The fragility of the paper was a deterrent but whenever he did manage to study them, they held interesting revelations. “For instance, they show that light railways used to run from the secretariat to Gandipet when the latter was being constructed,” he says. The maps are now being digitized by the Google Cultural Institute, and Lahoti hopes to find the remaining 200 maps to complete the set.
A set of 300 Munn maps will be unveiled for the first time on the Google Art Project during the 2018 Krishnakriti Festival in Hyderabad, scheduled for January, in association with Bonjour India.
To Shikha Pandey, Mumbai-based researcher and film-maker, such cartographies have always been of particular interest. “These don’t feature language or drawing, which was a trademark feature of the maps from that period and was difficult to follow. Rather, they follow contemporary cartographic practices,” says the artist. Pandey is using these maps to activate different kinds of personal encounters—tactile, visual and sonic—with public spaces through history. The artist’s project, Memory Theatre, will map such histories from four locations in the city.
An IFA fellow, Sirisha Indukuri, is looking at how insights into “non-physical” narratives can emerge from a reading of physical spaces such as the old city of Hyderabad, or Abids, one of the oldest commercial centres in Hyderabad. She is also using oral histories that have been passed down through generations, some of it even documented in written form.

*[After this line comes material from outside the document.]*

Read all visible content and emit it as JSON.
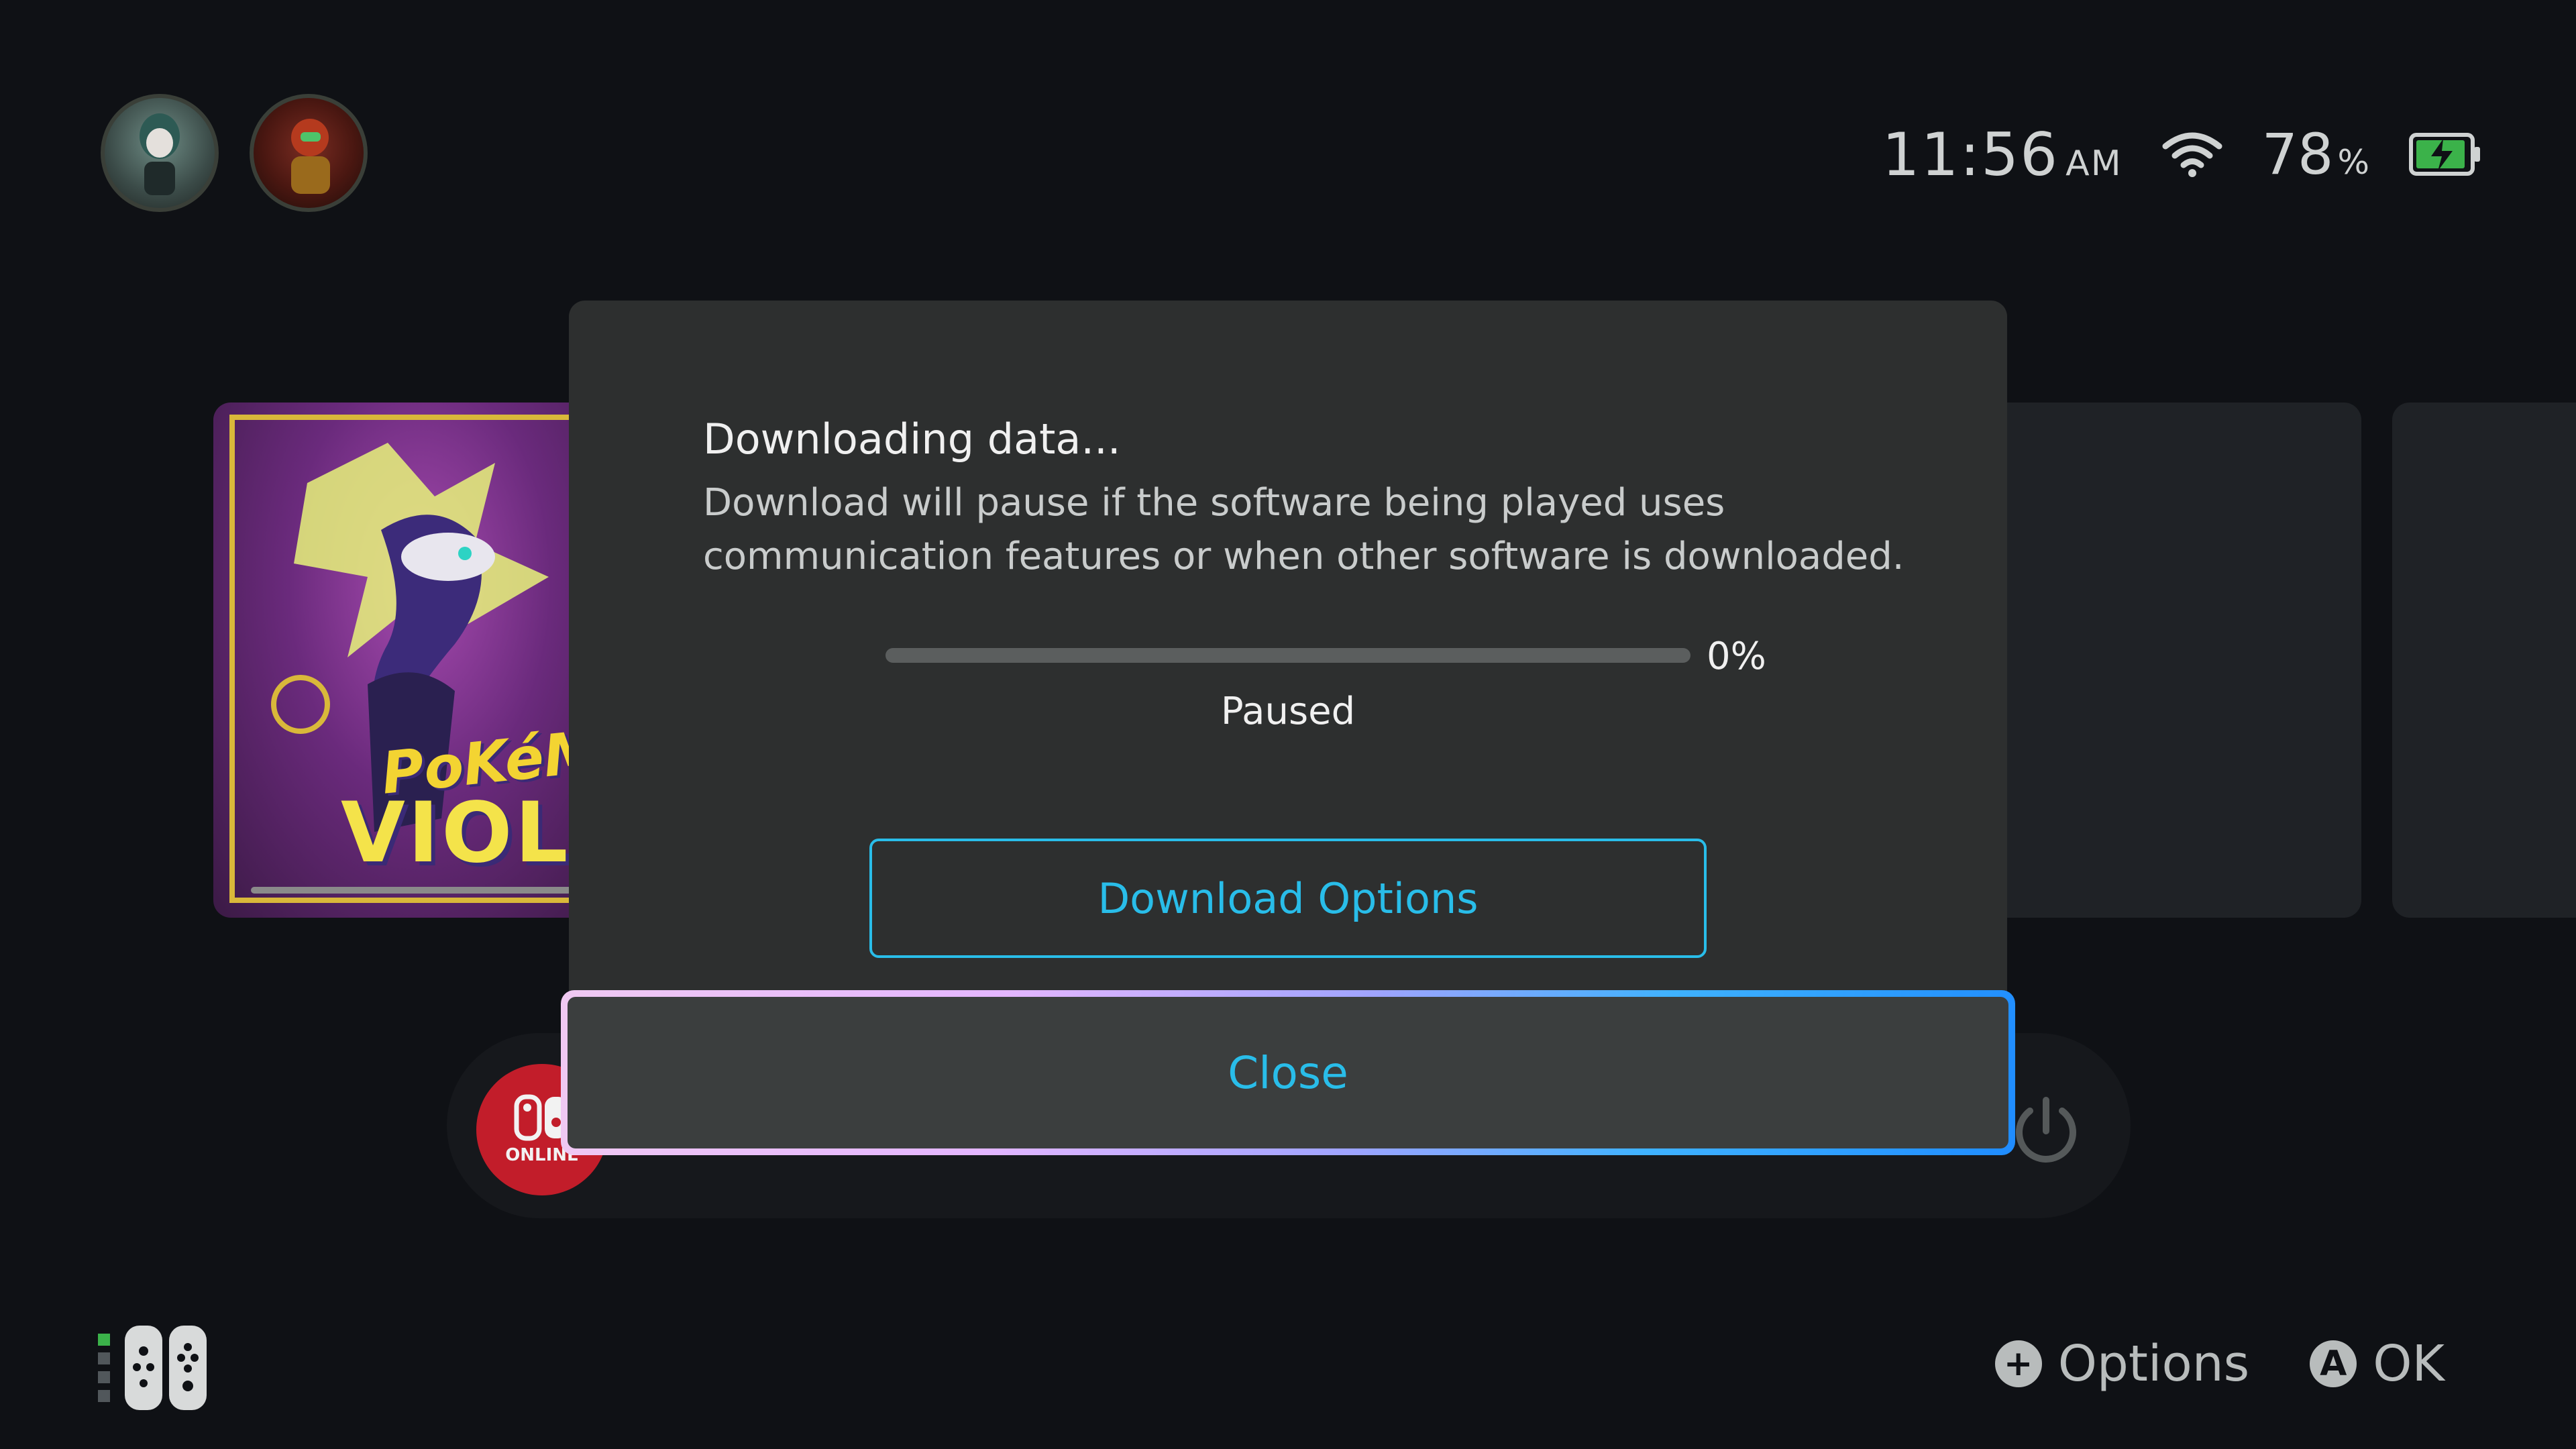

In Goa, meanwhile, a young moving-image artist and former IFA fellow, Gayatri Kodikal, has been working with maps from the Archaeological Survey of India (ASI) collection to trace the history of the remains of a Georgian queen. According to historical sources, the queen, Ketevan (1560-1624), ruled over Kakheti, a kingdom in Eastern Georgia, till she was killed in Shiraz, Iran, when she refused to give up her faith. It is believed that some of her remains were taken by the St Augustine Portuguese Catholic Missionaries to Georgia and the rest transferred to Goa by an unknown traveller. “I found one map in the ASI archives from the 16th century which showed not only which buildings existed but also where they were placed. It was rare as maps from that time used to be crude, bereft of architectural details,” she says.
This led her to create an art game, featuring multimedia games, projections and a set of installations centred on Old Goa, and the places where the remains of the queen could be. Titled The Travelling Hand, it’s currently available in her studio. Kodikal is hoping to launch it soon at select galleries.

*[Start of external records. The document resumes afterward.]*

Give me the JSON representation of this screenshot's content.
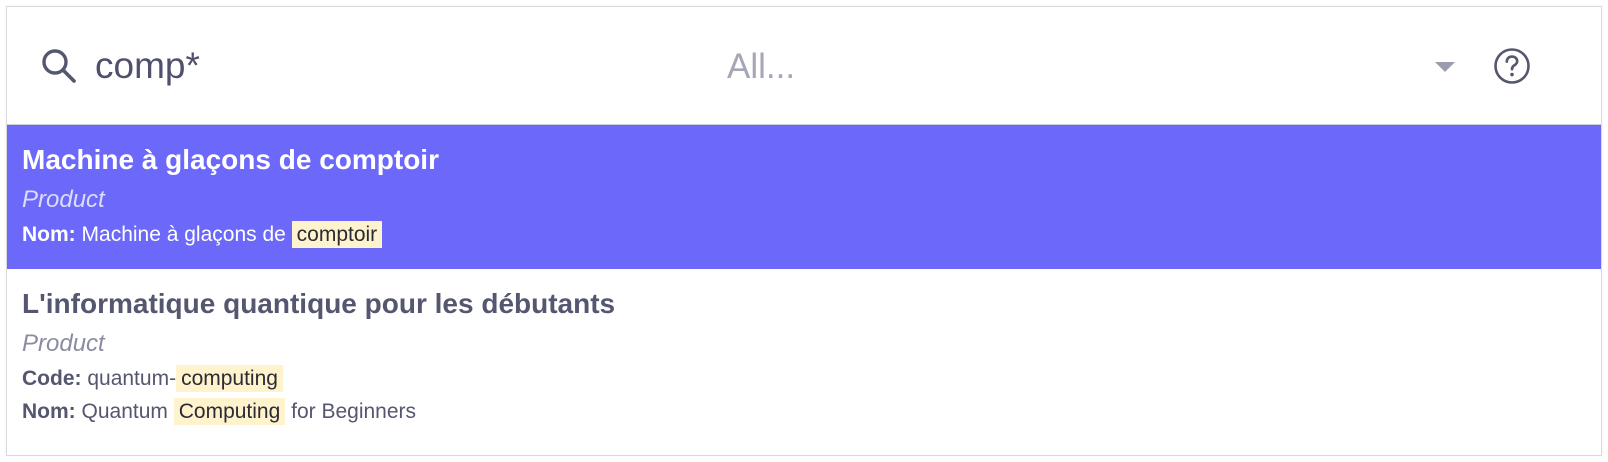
{
  "search": {
    "query": "comp*",
    "scope_placeholder": "All..."
  },
  "icons": {
    "search": "search-icon",
    "dropdown": "chevron-down-icon",
    "help": "help-icon"
  },
  "colors": {
    "selected_background": "#6c69fa",
    "highlight_background": "#fff3cd",
    "text_primary": "#55566f"
  },
  "results": [
    {
      "title": "Machine à glaçons de comptoir",
      "type": "Product",
      "selected": true,
      "fields": [
        {
          "label": "Nom:",
          "before": "Machine à glaçons de ",
          "match": "comptoir",
          "after": ""
        }
      ]
    },
    {
      "title": "L'informatique quantique pour les débutants",
      "type": "Product",
      "selected": false,
      "fields": [
        {
          "label": "Code:",
          "before": "quantum-",
          "match": "computing",
          "after": ""
        },
        {
          "label": "Nom:",
          "before": "Quantum ",
          "match": "Computing",
          "after": " for Beginners"
        }
      ]
    }
  ]
}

Artists are also using maps to create new cartographies, based on their interpretation of issues such as colonialism, war and religious extremism. One saw an example of this at a recent show by Sri Lankan artist Pala Pothupitiye, titled Until This Moment. At this show, presented by New Delhi-based galleries Exhibit 320 and Blueprint 12, government and colonial maps were treated as two-dimensional surfaces, which he used to draw attention to lived experiences within these inscribed spaces. Pothupitiye works a lot with inverted maps of South Asia, questioning why some countries are shown as the “big boys” in the region and others as smaller powers.